St. Francis of Assisi

History

In the early 1800s, Catholics of the Loretto-St. Francis area had to walk or ride a horse to neighboring towns for Mass. In 1854, Dutch Father Francis Wuyts, who was appointed to care for the spiritual needs of several surrounding parishes, began to offer Mass in Chicago, the original name for St. Francis. By 1859, under his direction, men of the parish had completed a small, frame church building on a hill. Father John Creary, the first resident pastor, built a rectory.

In 1880, the first parochial school, called St. Clare Academy of Chicago, opened; in the 1880s the rectory in use today was built. A new brick church replaced the frame building in 1887, and the present, solid-brick building was dedicated December 27, 1900. Many parishioners labored tirelessly to make it a reality.

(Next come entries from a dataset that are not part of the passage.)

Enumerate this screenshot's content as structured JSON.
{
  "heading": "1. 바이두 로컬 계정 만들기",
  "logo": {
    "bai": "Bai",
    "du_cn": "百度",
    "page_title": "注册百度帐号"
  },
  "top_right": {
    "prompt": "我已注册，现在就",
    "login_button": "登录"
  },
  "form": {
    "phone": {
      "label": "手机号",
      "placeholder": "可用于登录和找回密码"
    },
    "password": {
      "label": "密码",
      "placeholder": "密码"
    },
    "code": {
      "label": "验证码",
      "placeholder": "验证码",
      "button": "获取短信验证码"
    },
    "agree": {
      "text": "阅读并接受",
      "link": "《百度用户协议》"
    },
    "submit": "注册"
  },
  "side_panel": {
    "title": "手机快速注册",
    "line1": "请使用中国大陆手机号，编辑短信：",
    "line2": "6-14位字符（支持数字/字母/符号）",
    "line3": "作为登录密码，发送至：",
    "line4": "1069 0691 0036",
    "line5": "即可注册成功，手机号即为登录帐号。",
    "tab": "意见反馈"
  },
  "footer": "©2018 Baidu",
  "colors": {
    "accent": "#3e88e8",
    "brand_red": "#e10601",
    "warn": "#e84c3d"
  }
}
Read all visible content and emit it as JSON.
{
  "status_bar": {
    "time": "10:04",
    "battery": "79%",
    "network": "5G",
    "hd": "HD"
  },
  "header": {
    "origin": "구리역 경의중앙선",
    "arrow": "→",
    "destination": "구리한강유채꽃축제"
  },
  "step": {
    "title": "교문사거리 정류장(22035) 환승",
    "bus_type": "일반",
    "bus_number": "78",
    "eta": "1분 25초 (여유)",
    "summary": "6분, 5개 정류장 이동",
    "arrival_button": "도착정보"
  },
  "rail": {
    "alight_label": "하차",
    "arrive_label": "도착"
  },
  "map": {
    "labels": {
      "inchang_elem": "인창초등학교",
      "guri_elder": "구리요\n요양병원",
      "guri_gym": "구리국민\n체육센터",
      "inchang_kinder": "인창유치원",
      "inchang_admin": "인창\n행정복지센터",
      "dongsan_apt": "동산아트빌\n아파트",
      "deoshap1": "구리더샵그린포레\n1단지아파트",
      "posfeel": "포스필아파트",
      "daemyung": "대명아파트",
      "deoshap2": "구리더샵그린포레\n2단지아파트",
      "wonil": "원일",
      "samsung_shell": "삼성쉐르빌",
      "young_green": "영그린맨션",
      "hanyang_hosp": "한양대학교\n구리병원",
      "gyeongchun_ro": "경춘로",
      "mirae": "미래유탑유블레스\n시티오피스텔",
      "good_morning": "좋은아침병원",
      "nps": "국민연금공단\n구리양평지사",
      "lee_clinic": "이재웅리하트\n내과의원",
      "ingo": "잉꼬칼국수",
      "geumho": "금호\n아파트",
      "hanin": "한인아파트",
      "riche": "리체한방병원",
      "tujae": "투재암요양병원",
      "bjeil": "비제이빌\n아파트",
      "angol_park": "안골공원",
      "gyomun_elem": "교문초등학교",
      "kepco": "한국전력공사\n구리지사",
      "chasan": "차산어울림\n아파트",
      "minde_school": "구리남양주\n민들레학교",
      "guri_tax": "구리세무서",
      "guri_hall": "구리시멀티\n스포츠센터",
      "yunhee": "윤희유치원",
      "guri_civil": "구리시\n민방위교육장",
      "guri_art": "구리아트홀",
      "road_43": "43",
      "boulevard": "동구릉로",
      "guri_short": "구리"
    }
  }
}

St. Clare Academy of Chicago closed in 1958 when a new school and chapel in Loretto became available until 1991, when it, too, closed. St. Francis High School in Loretto, now used as a parish activity center, educated teens from 1951 to 1970. When the original convent at St. Francis burned in 1959, a new convent, now the Loretto Senior Center, was built and ready for use the same year. Today with about 1,100 parishioners, St. Francis is clustered with Holy Cross, both parishes sharing one pastor and operating out of a parish office in Loretto. St. Francis is the focal point of the community and is a place where parishioners are in touch with their roots and with their Catholic heritage in this “holy land” of Kentucky.